Certified Closed-Loop Control for Packet Networks: A Compositional Certification Framework

Packet networks are controlled dynamical systems with discontinuities, delayed observations, and partial state information. Adaptive or learning-driven proposers can improve performance, but an unsafe proposal may still cause starvation, tail-delay spikes, or unstable queue behaviour. This paper treats packet-network control as an executed-action certification problem. A certified operator sits between any proposer and the dataplane. At each control tick, the proposer emits an arbitrary candidate action $\tilde u(t)$. The operator either projects it to an executable action $u(t)$ that satisfies a configuration-compiled certificate, or reports INFEASIBLE and executes an always-defined fallback with quantified slack.

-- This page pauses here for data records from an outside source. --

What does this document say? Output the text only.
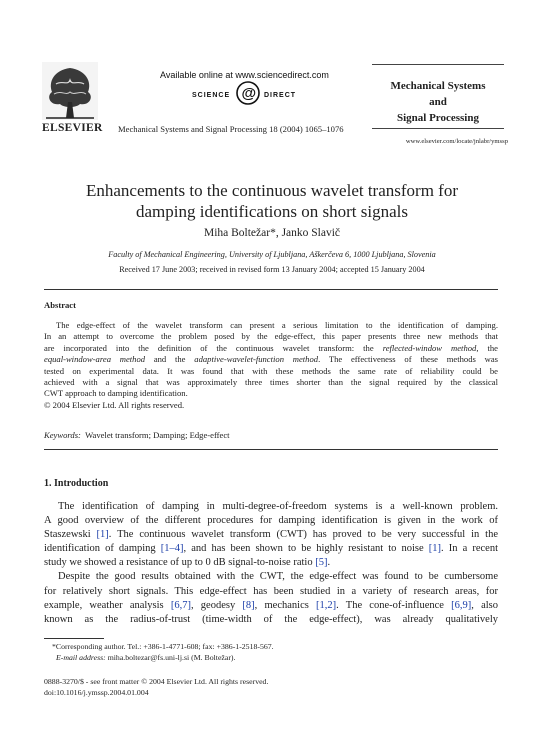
ELSEVIER
Available online at www.sciencedirect.com
SCIENCE @ DIRECT
Mechanical Systems and Signal Processing 18 (2004) 1065–1076
Mechanical Systems
and
Signal Processing
www.elsevier.com/locate/jnlabr/ymssp
Enhancements to the continuous wavelet transform for
damping identifications on short signals
Miha Boltežar*, Janko Slavič
Faculty of Mechanical Engineering, University of Ljubljana, Aškerčeva 6, 1000 Ljubljana, Slovenia
Received 17 June 2003; received in revised form 13 January 2004; accepted 15 January 2004
Abstract
The edge-effect of the wavelet transform can present a serious limitation to the identification of damping.
In an attempt to overcome the problem posed by the edge-effect, this paper presents three new methods that
are incorporated into the definition of the continuous wavelet transform: the reflected-window method, the
equal-window-area method and the adaptive-wavelet-function method. The effectiveness of these methods was
tested on experimental data. It was found that with these methods the same rate of reliability could be
achieved with a signal that was approximately three times shorter than the signal required by the classical
CWT approach to damping identification.
© 2004 Elsevier Ltd. All rights reserved.
Keywords: Wavelet transform; Damping; Edge-effect
1. Introduction
The identification of damping in multi-degree-of-freedom systems is a well-known problem.
A good overview of the different procedures for damping identification is given in the work of
Staszewski [1]. The continuous wavelet transform (CWT) has proved to be very successful in the
identification of damping [1–4], and has been shown to be highly resistant to noise [1]. In a recent
study we showed a resistance of up to 0 dB signal-to-noise ratio [5].
Despite the good results obtained with the CWT, the edge-effect was found to be cumbersome
for relatively short signals. This edge-effect has been studied in a variety of research areas, for
example, weather analysis [6,7], geodesy [8], mechanics [1,2]. The cone-of-influence [6,9], also
known as the radius-of-trust (time-width of the edge-effect), was already qualitatively
*Corresponding author. Tel.: +386-1-4771-608; fax: +386-1-2518-567.
E-mail address: miha.boltezar@fs.uni-lj.si (M. Boltežar).
0888-3270/$ - see front matter © 2004 Elsevier Ltd. All rights reserved.
doi:10.1016/j.ymssp.2004.01.004
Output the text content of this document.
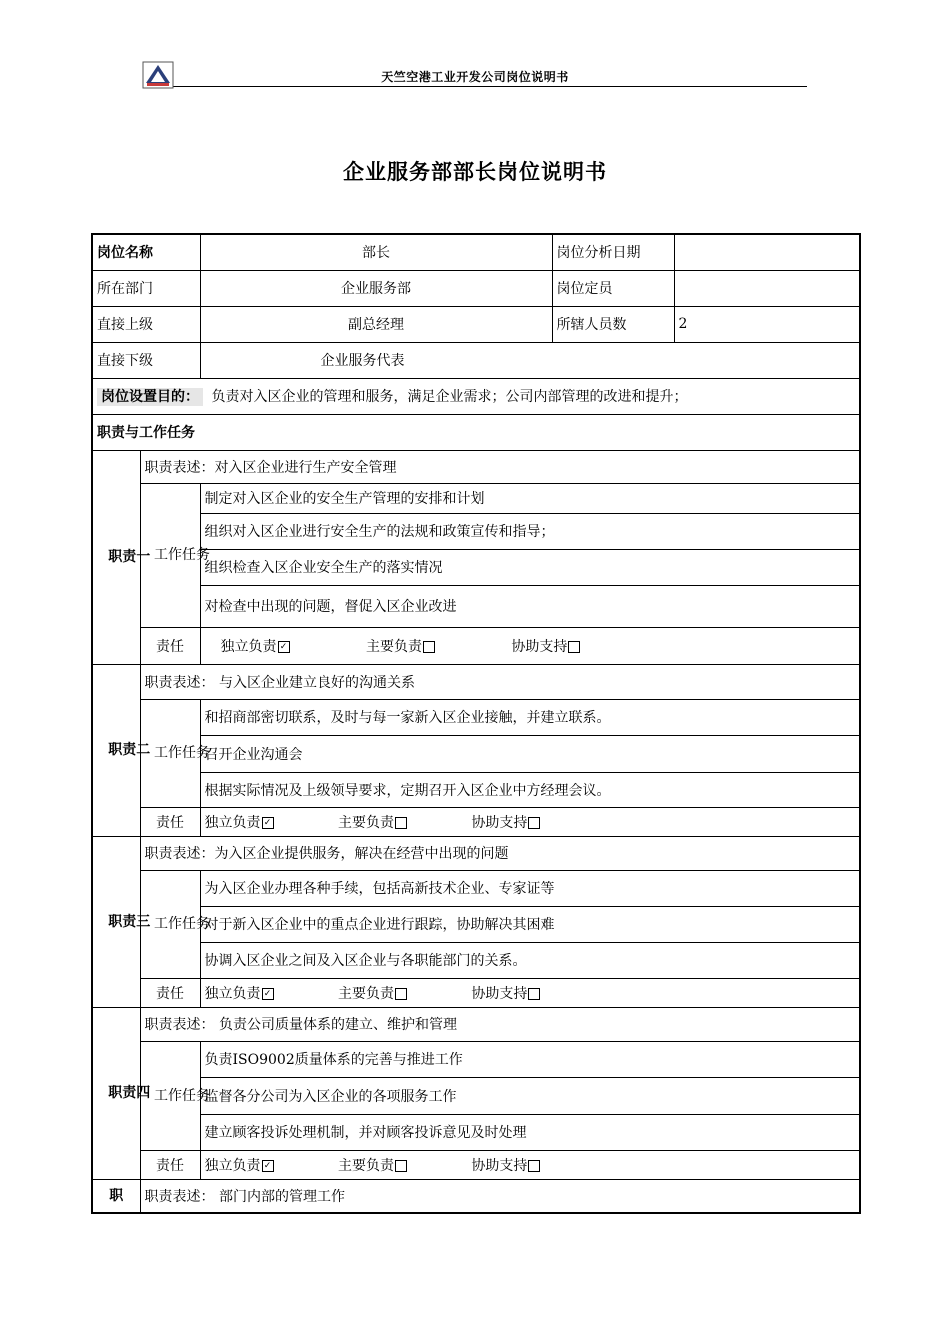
天竺空港工业开发公司岗位说明书
企业服务部部长岗位说明书
岗位名称		部长	岗位分析日期	
所在部门		企业服务部	岗位定员	
直接上级		副总经理	所辖人员数	2
直接下级		企业服务代表		
岗位设置目的： 负责对入区企业的管理和服务，满足企业需求；公司内部管理的改进和提升；				
职责与工作任务				

职责一	职责表述：对入区企业进行生产安全管理			

	工作任务	制定对入区企业的安全生产管理的安排和计划		
		组织对入区企业进行安全生产的法规和政策宣传和指导；		
		组织检查入区企业安全生产的落实情况		
		对检查中出现的问题，督促入区企业改进		
	责任	独立负责 ✓ 主要负责 协助支持		

职责二	职责表述： 与入区企业建立良好的沟通关系			

	工作任务	和招商部密切联系，及时与每一家新入区企业接触，并建立联系。		
		召开企业沟通会		
		根据实际情况及上级领导要求，定期召开入区企业中方经理会议。		
	责任	独立负责 ✓ 主要负责 协助支持		

职责三	职责表述：为入区企业提供服务，解决在经营中出现的问题			

	工作任务	为入区企业办理各种手续，包括高新技术企业、专家证等		
		对于新入区企业中的重点企业进行跟踪，协助解决其困难		
		协调入区企业之间及入区企业与各职能部门的关系。		
	责任	独立负责 ✓ 主要负责 协助支持		

职责四	职责表述： 负责公司质量体系的建立、维护和管理			

	工作任务	负责ISO9002质量体系的完善与推进工作		
		监督各分公司为入区企业的各项服务工作		
		建立顾客投诉处理机制，并对顾客投诉意见及时处理		
	责任	独立负责 ✓ 主要负责 协助支持		
职	职责表述： 部门内部的管理工作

The certificate also exports an auditable envelope $\bar z(t)$ for downstream composition. The guarantees are conditional and explicit. They apply on ticks where the operator reports CERTIFIED, the declared arrival envelope and backlog bound are valid, and the platform realises the assumed service lower bound. Under these conditions, one mechanism covers backlog caps, service floors, mitigation caps, Foster--Lyapunov drift constraints, and compositional envelope contracts. We prove operator-level safety, feed-forward compositional safety and stability using exported envelopes, and a cyclic closure result under a small-gain condition. We also define breach and infeasibility semantics, discuss calibration of the service-tracking factor that links certified targets to realised scheduler behaviour, and evaluate the design under delayed telemetry, delayed actuation, weak proposers, envelope mismatch, overload, and millisecond-scale certification. The present evaluation validates the certified execution boundary in a byte-level closed-loop backend; deployment-level scheduler tracking is left to future Linux or hardware experiments.